Embora as estratégias de marketing tenham como objetivo sempre obter resultados junto aos clientes e consumidores, elas também podem ser orientadas tendo como foco principal a concorrência, o mercado ou as potencialidades do produto ou da empresa.

Num cenário marcado pela proximidade de preços praticados pelos supermercadistas, agregar valor através do desenvolvimento de uma linha diferenciada de produtos pode ser uma estratégia atraente e ao mesmo tempo inovadora. A tendência de marcas próprias verificada no país aproxima-se da observada em diversos países europeus e, também, nos EUA. Nesses países, o estágio de desenvolvimento de marcas próprias atinge patamares que indicam o amadurecimento dessa postura. Pesquisas apontam a fatia de até 50% de marcas próprias nas gôndolas das grandes redes de supermercados européias.

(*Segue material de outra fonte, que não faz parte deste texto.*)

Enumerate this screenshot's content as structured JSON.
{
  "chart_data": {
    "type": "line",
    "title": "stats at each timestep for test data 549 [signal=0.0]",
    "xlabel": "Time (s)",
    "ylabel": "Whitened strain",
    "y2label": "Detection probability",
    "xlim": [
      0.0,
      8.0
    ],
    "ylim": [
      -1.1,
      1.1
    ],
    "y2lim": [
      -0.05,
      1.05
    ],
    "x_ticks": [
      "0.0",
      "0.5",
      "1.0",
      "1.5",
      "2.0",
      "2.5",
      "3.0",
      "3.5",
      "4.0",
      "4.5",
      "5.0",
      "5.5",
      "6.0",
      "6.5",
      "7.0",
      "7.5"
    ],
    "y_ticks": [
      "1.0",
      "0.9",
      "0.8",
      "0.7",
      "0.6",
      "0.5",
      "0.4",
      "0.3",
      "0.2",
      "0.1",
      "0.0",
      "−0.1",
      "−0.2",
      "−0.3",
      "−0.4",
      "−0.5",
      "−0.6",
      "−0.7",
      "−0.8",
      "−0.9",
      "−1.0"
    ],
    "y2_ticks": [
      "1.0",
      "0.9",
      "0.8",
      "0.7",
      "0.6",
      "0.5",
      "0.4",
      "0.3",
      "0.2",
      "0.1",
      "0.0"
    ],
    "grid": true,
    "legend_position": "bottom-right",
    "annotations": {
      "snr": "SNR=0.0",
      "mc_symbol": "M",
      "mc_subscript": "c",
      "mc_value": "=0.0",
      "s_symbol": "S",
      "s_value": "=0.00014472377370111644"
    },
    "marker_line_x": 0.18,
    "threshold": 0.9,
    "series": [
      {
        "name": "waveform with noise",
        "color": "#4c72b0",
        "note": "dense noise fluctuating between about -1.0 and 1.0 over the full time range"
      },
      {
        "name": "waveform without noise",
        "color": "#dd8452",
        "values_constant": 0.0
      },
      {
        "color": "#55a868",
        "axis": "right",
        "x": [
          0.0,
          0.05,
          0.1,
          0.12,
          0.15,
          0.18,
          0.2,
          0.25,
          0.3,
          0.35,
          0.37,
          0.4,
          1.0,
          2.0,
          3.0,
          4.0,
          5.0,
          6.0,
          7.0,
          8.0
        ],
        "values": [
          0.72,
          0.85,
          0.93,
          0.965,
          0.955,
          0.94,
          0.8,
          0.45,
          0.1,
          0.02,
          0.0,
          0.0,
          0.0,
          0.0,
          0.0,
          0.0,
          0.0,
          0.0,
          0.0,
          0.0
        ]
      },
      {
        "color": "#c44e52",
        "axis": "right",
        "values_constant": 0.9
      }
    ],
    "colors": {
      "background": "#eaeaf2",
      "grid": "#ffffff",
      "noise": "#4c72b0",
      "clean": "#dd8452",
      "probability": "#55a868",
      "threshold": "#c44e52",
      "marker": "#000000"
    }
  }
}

O 8º Estudo Anual realizado recentemente pela ACNielsen traz números significativos sobre esse mercado. No último ano, o número de itens de Marca Própria no Brasil cresceu 33%, passando de 15.493, em 2001, para 20.681, em 2002. De forma geral, o estudo mostra que as organizações que comercializam Marcas Próprias mantiveram a tendência de crescimento dos anos anteriores.

Inicialmente, com o desenvolvimento de marcas próprias, visava-se apenas a redução dos custos e dos preços finais dos produtos. “A partir da evolução do conceito de marcas próprias no país, os objetivos prioritários passaram a ser o fortalecimento da imagem da empresa e a fidelização dos clientes”, avalia o gerente do comitê da Associação Brasileira de Supermercados (Abras) para marcas próprias, Fábio Pando.

Esse segmento de produtos deve ter suas características em sintonia com a imagem que a empresa deseja transmitir. Na relação preço x qualidade, produtos com marca própria devem ter uma diferença de preço em torno de 10% a 15% em relação às marcas líderes, pois uma diferença muito grande pode levar o cliente a contestar a qualidade do produto. Em função destes fatores, a correta escolha do fornecedor é fundamental, pois compreende, além dos custos de aquisição do produto, uma correta orientação quanto ao seu posicionamento em termos de preço final ao consumidor. Há casos em que como a indústria era pequena demais, não tinha capacidade de produção para abastecer uma loja. Ou de não ser idônea, o que acaba gerando problemas de entrega, faturamento e qualidade de produtos.

Pando lembra que o supermercadista pode reduzir o preço, uma vez que seus gastos são inferiores aos da indústria. “O supermercadista não contabiliza, por exemplo, despesas com equipe de vendas e distribuição e gasta pouco com comunicação e marketing. Mas essa redução também deve assegurar investimentos em embalagens e no desenvolvimento de produtos premium”, destaca.

O gerente alerta que, além desses fatores, existem muitas variáveis a serem controladas. “A escolha correta das categorias é uma delas. Nas categorias em que há líderes fortes, como na de refrigerantes, as MPs sempre terão dificuldades de penetração junto ao público. Em outras, porém, nas quais a liderança é fraca ou nenhuma – velas, por exemplo –, as possibilidades são maiores”. Deve-se levar em conta também o medo de riscos por parte do consumidor, pelo menos até se ter certeza de que ele está convencido da qualidade da linha.